Family attractions may rescue Atlantic City

Family attractions may rescue Atlantic City

ATLANTIC CITY N.J. - After 19 years working as a cook at Atlantic City's Showboat Casino, Dave Rose is counting the weeks until he and about 2,000 fellow workers lose their jobs when the casino is shuttered at the end of the summer.

The Showboat will be the second major casino to close in this struggling New Jersey shore city this year, a trend that has some tourism officials talking about revamping the aging gambling Mecca to broaden its appeal beyond bachelor parties and bus loads of retirees, with more family-friendly attractions.

"They've been saying that for ten years," said Rose, who holds out little hope of that strategy working and fears he will have a hard time finding a job that matches the $18.18 per hour he earns at the Showboat.

"There aren't too many good-paying jobs out there," he said. The unemployment rate in the city stood at 10.3 per cent in May, among the highest of any major US metropolitan area and well above the national rate, which was at 6.3 per cent in May, and has since fallen to 6.1 per cent in June.


Atlantic City, which once held a lucrative East Coast gambling monopoly, has fallen hard. Gaming revenue has fallen to $2.8 billion, a little more than half its 2006 peak of $5.2 billion.

The decline reflects the opening of new casinos in the northeastern United States in recent years: New York, Pennsylvania, Delaware, Maryland and Connecticut today all have casinos and Massachusetts is in the process of awarding licenses.

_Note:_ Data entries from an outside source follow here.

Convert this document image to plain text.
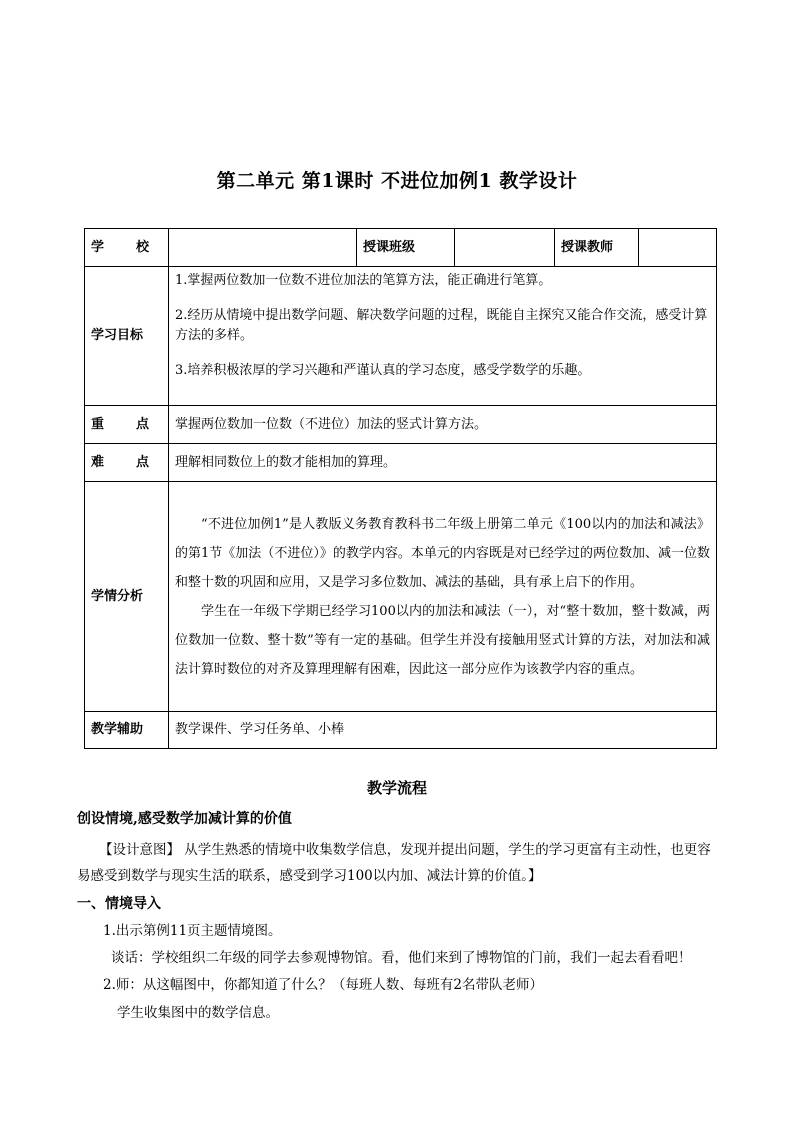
第二单元 第1课时 不进位加例1 教学设计
学 校		授课班级		授课教师	
学习目标	1.掌握两位数加一位数不进位加法的笔算方法，能正确进行笔算。

2.经历从情境中提出数学问题、解决数学问题的过程，既能自主探究又能合作交流，感受计算方法的多样。

3.培养积极浓厚的学习兴趣和严谨认真的学习态度，感受学数学的乐趣。				

重 点	掌握两位数加一位数（不进位）加法的竖式计算方法。				

难 点	理解相同数位上的数才能相加的算理。				
学情分析	“不进位加例1”是人教版义务教育教科书二年级上册第二单元《100以内的加法和减法》的第1节《加法（不进位）》的教学内容。本单元的内容既是对已经学过的两位数加、减一位数和整十数的巩固和应用，又是学习多位数加、减法的基础，具有承上启下的作用。

学生在一年级下学期已经学习100以内的加法和减法（一），对“整十数加，整十数减，两位数加一位数、整十数”等有一定的基础。但学生并没有接触用竖式计算的方法，对加法和减法计算时数位的对齐及算理理解有困难，因此这一部分应作为该教学内容的重点。				

教学辅助	教学课件、学习任务单、小棒				
教学流程
创设情境,感受数学加减计算的价值
【设计意图】 从学生熟悉的情境中收集数学信息，发现并提出问题，学生的学习更富有主动性，也更容易感受到数学与现实生活的联系，感受到学习100以内加、减法计算的价值。】
一、情境导入
1.出示第例11页主题情境图。
谈话：学校组织二年级的同学去参观博物馆。看，他们来到了博物馆的门前，我们一起去看看吧！
2.师：从这幅图中，你都知道了什么？（每班人数、每班有2名带队老师）
学生收集图中的数学信息。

One of the main questions for officials and workers in Atlantic City is, after Caesars Entertainment Corp pulls the plug on the Showboat on Aug. 31, how many of the city's remaining 10 casinos will survive.

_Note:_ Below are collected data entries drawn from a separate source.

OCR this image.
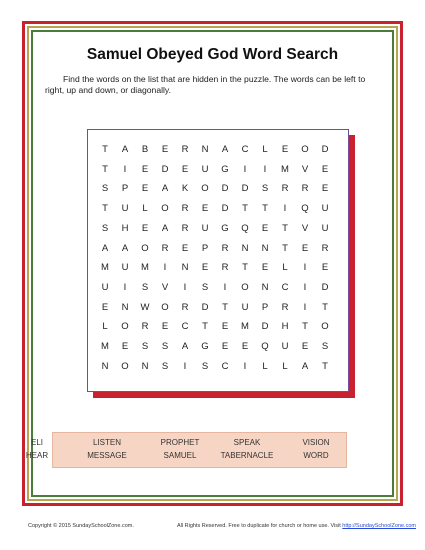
Samuel Obeyed God Word Search
Find the words on the list that are hidden in the puzzle. The words can be left to right, up and down, or diagonally.
T	A	B	E	R	N	A	C	L	E	O	D
T	I	E	D	E	U	G	I	I	M	V	E
S	P	E	A	K	O	D	D	S	R	R	E
T	U	L	O	R	E	D	T	T	I	Q	U
S	H	E	A	R	U	G	Q	E	T	V	U
A	A	O	R	E	P	R	N	N	T	E	R
M	U	M	I	N	E	R	T	E	L	I	E
U	I	S	V	I	S	I	O	N	C	I	D
E	N	W	O	R	D	T	U	P	R	I	T
L	O	R	E	C	T	E	M	D	H	T	O
M	E	S	S	A	G	E	E	Q	U	E	S
N	O	N	S	I	S	C	I	L	L	A	T
ELI	LISTEN	PROPHET	SPEAK	VISION
HEAR	MESSAGE	SAMUEL	TABERNACLE	WORD
Copyright © 2015 SundaySchoolZone.com.	All Rights Reserved. Free to duplicate for church or home use. Visit http://SundaySchoolZone.com
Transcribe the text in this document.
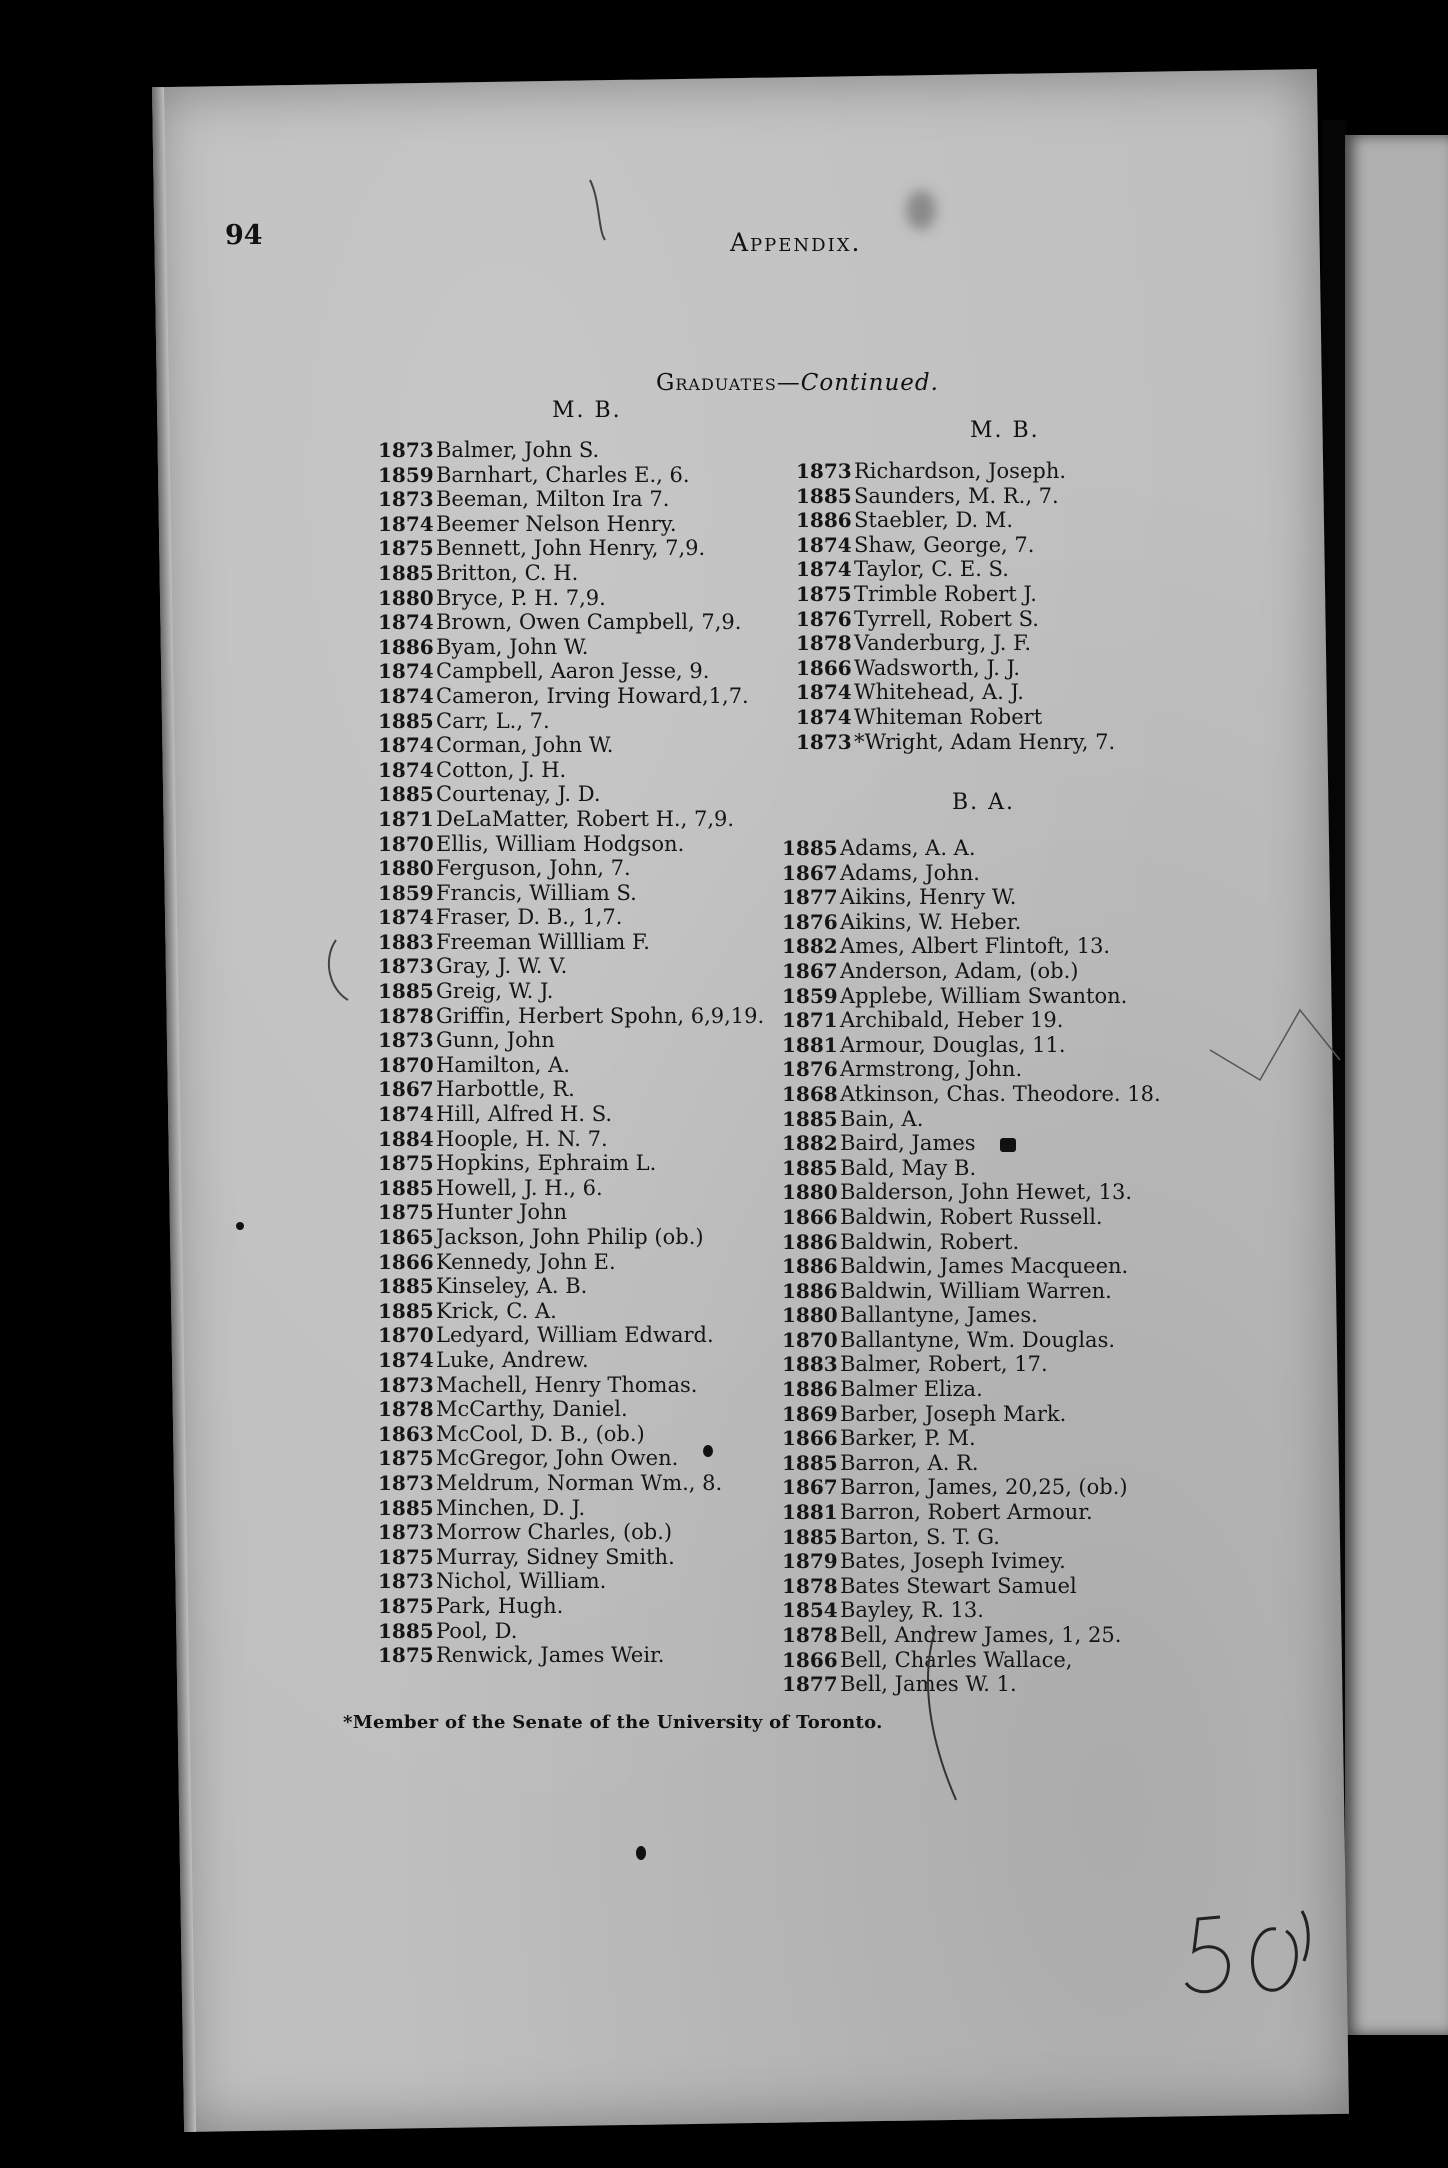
94	Appendix.
Graduates—Continued.
M. B.
M. B.
1873 Balmer, John S.
1859 Barnhart, Charles E., 6.
1873 Beeman, Milton Ira 7.
1874 Beemer Nelson Henry.
1875 Bennett, John Henry, 7,9.
1885 Britton, C. H.
1880 Bryce, P. H. 7,9.
1874 Brown, Owen Campbell, 7,9.
1886 Byam, John W.
1874 Campbell, Aaron Jesse, 9.
1874 Cameron, Irving Howard,1,7.
1885 Carr, L., 7.
1874 Corman, John W.
1874 Cotton, J. H.
1885 Courtenay, J. D.
1871 DeLaMatter, Robert H., 7,9.
1870 Ellis, William Hodgson.
1880 Ferguson, John, 7.
1859 Francis, William S.
1874 Fraser, D. B., 1,7.
1883 Freeman Willliam F.
1873 Gray, J. W. V.
1885 Greig, W. J.
1878 Griffin, Herbert Spohn, 6,9,19.
1873 Gunn, John
1870 Hamilton, A.
1867 Harbottle, R.
1874 Hill, Alfred H. S.
1884 Hoople, H. N. 7.
1875 Hopkins, Ephraim L.
1885 Howell, J. H., 6.
1875 Hunter John
1865 Jackson, John Philip (ob.)
1866 Kennedy, John E.
1885 Kinseley, A. B.
1885 Krick, C. A.
1870 Ledyard, William Edward.
1874 Luke, Andrew.
1873 Machell, Henry Thomas.
1878 McCarthy, Daniel.
1863 McCool, D. B., (ob.)
1875 McGregor, John Owen.
1873 Meldrum, Norman Wm., 8.
1885 Minchen, D. J.
1873 Morrow Charles, (ob.)
1875 Murray, Sidney Smith.
1873 Nichol, William.
1875 Park, Hugh.
1885 Pool, D.
1875 Renwick, James Weir.
1873 Richardson, Joseph.
1885 Saunders, M. R., 7.
1886 Staebler, D. M.
1874 Shaw, George, 7.
1874 Taylor, C. E. S.
1875 Trimble Robert J.
1876 Tyrrell, Robert S.
1878 Vanderburg, J. F.
1866 Wadsworth, J. J.
1874 Whitehead, A. J.
1874 Whiteman Robert
1873 *Wright, Adam Henry, 7.
B. A.
1885 Adams, A. A.
1867 Adams, John.
1877 Aikins, Henry W.
1876 Aikins, W. Heber.
1882 Ames, Albert Flintoft, 13.
1867 Anderson, Adam, (ob.)
1859 Applebe, William Swanton.
1871 Archibald, Heber 19.
1881 Armour, Douglas, 11.
1876 Armstrong, John.
1868 Atkinson, Chas. Theodore. 18.
1885 Bain, A.
1882 Baird, James
1885 Bald, May B.
1880 Balderson, John Hewet, 13.
1866 Baldwin, Robert Russell.
1886 Baldwin, Robert.
1886 Baldwin, James Macqueen.
1886 Baldwin, William Warren.
1880 Ballantyne, James.
1870 Ballantyne, Wm. Douglas.
1883 Balmer, Robert, 17.
1886 Balmer Eliza.
1869 Barber, Joseph Mark.
1866 Barker, P. M.
1885 Barron, A. R.
1867 Barron, James, 20,25, (ob.)
1881 Barron, Robert Armour.
1885 Barton, S. T. G.
1879 Bates, Joseph Ivimey.
1878 Bates Stewart Samuel
1854 Bayley, R. 13.
1878 Bell, Andrew James, 1, 25.
1866 Bell, Charles Wallace,
1877 Bell, James W. 1.
*Member of the Senate of the University of Toronto.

The Revel casino and resort, which was a centerpiece of New Jersey Governor Chris Christie's effort to bring Las Vegas-quality gambling to Atlantic City's declining gaming business when it opened in April 2012, last month filed for bankruptcy for the second time in its short history.

The casino, which employs 3,140 workers and is losing $2 million a week even in the peak summer season, is trying to line up a buyer. If it doesn't find one in the next few weeks it plans to close.

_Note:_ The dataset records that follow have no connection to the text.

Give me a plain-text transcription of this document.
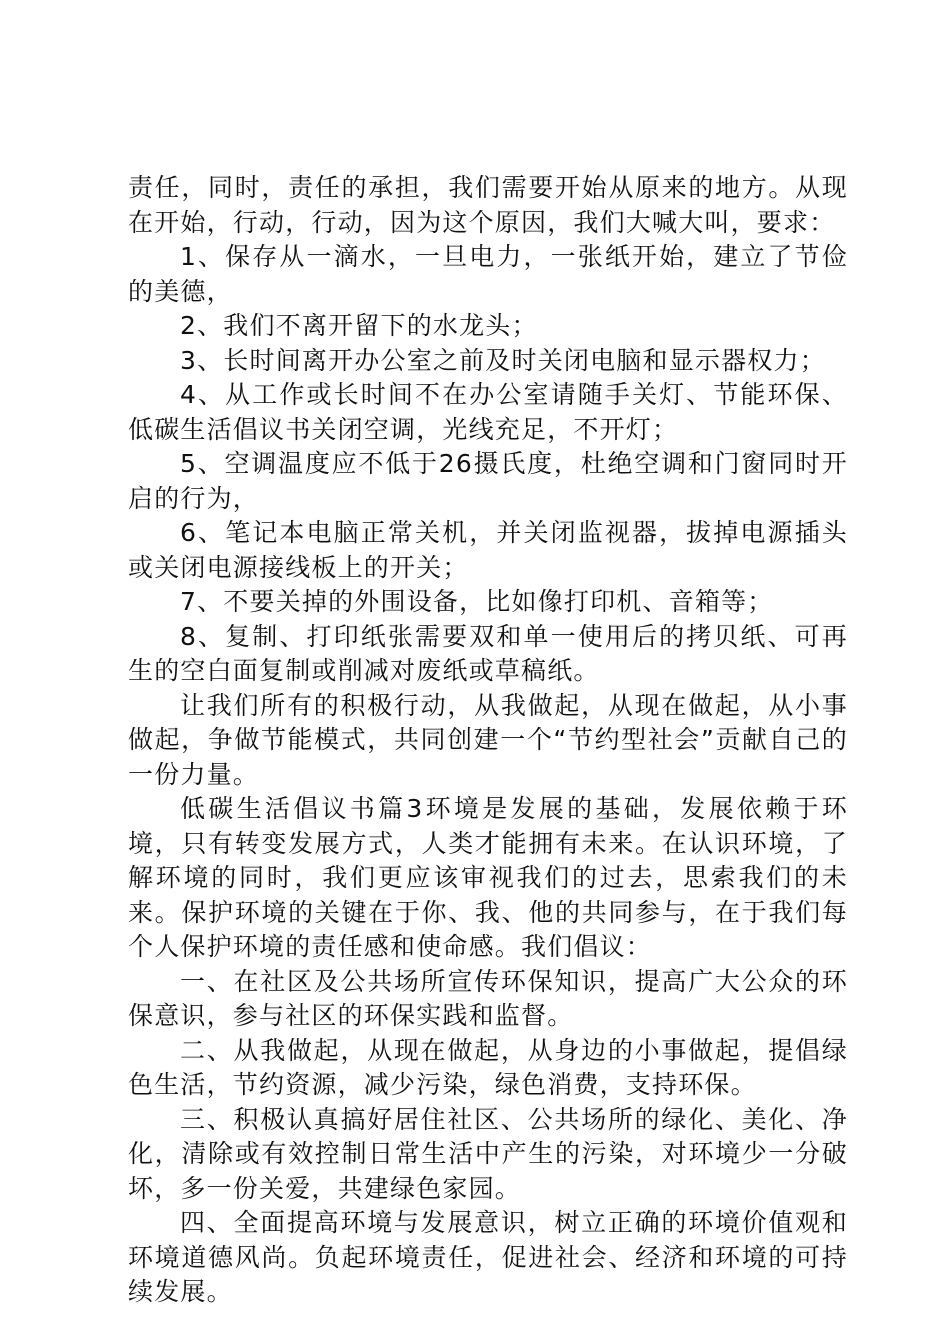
责任，同时，责任的承担，我们需要开始从原来的地方。从现在开始，行动，行动，因为这个原因，我们大喊大叫，要求：

1、保存从一滴水，一旦电力，一张纸开始，建立了节俭的美德，

2、我们不离开留下的水龙头；

3、长时间离开办公室之前及时关闭电脑和显示器权力；

4、从工作或长时间不在办公室请随手关灯、节能环保、低碳生活倡议书关闭空调，光线充足，不开灯；

5、空调温度应不低于26摄氏度，杜绝空调和门窗同时开启的行为，

6、笔记本电脑正常关机，并关闭监视器，拔掉电源插头或关闭电源接线板上的开关；

7、不要关掉的外围设备，比如像打印机、音箱等；

8、复制、打印纸张需要双和单一使用后的拷贝纸、可再生的空白面复制或削减对废纸或草稿纸。

让我们所有的积极行动，从我做起，从现在做起，从小事做起，争做节能模式，共同创建一个“节约型社会”贡献自己的一份力量。

低碳生活倡议书篇3环境是发展的基础，发展依赖于环境，只有转变发展方式，人类才能拥有未来。在认识环境，了解环境的同时，我们更应该审视我们的过去，思索我们的未来。保护环境的关键在于你、我、他的共同参与，在于我们每个人保护环境的责任感和使命感。我们倡议：

一、在社区及公共场所宣传环保知识，提高广大公众的环保意识，参与社区的环保实践和监督。

二、从我做起，从现在做起，从身边的小事做起，提倡绿色生活，节约资源，减少污染，绿色消费，支持环保。

三、积极认真搞好居住社区、公共场所的绿化、美化、净化，清除或有效控制日常生活中产生的污染，对环境少一分破坏，多一份关爱，共建绿色家园。

四、全面提高环境与发展意识，树立正确的环境价值观和环境道德风尚。负起环境责任，促进社会、经济和环境的可持续发展。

Christie had provided a $261 million tax package to help build Revel after Morgan Stanley, which had begun building the casino, pulled out of the project two years ago and took a $932 million loss.

"We still have five or six relatively successful casinos," said John Palmieri, the executive director of New Jersey's Casino Reinvestment Development Authority, an economic development agency funded by a tax on casinos. "There were 12. Can we support nine? Will that end up dropping to seven or eight? That's the big question."

Losing more casinos could punch a big hole in Atlantic City's budget, which has historically offered generous contracts to public employees and relied on casinos to provide about 80 per cent of its tax revenue, said Michael Busler, a professor of finance at Richard Stockton College, located in Galloway, New Jersey.

"We aren't done dropping yet," Busler said. "What (the mayor) has to do is get spending way down."

Atlantic City Mayor Don Guardian took office early this year to discover the city ran a $10 million budget deficit last year, a number that is on track to rise this year without budget action. Almost one in three city residents live below the poverty line, according to US Census Bureau data, more than triple the poverty rate across New Jersey.

Guardian was not available for comment but he will hold a teleconference on Thursday to brief the press on the city's efforts to address changing market conditions, officials said.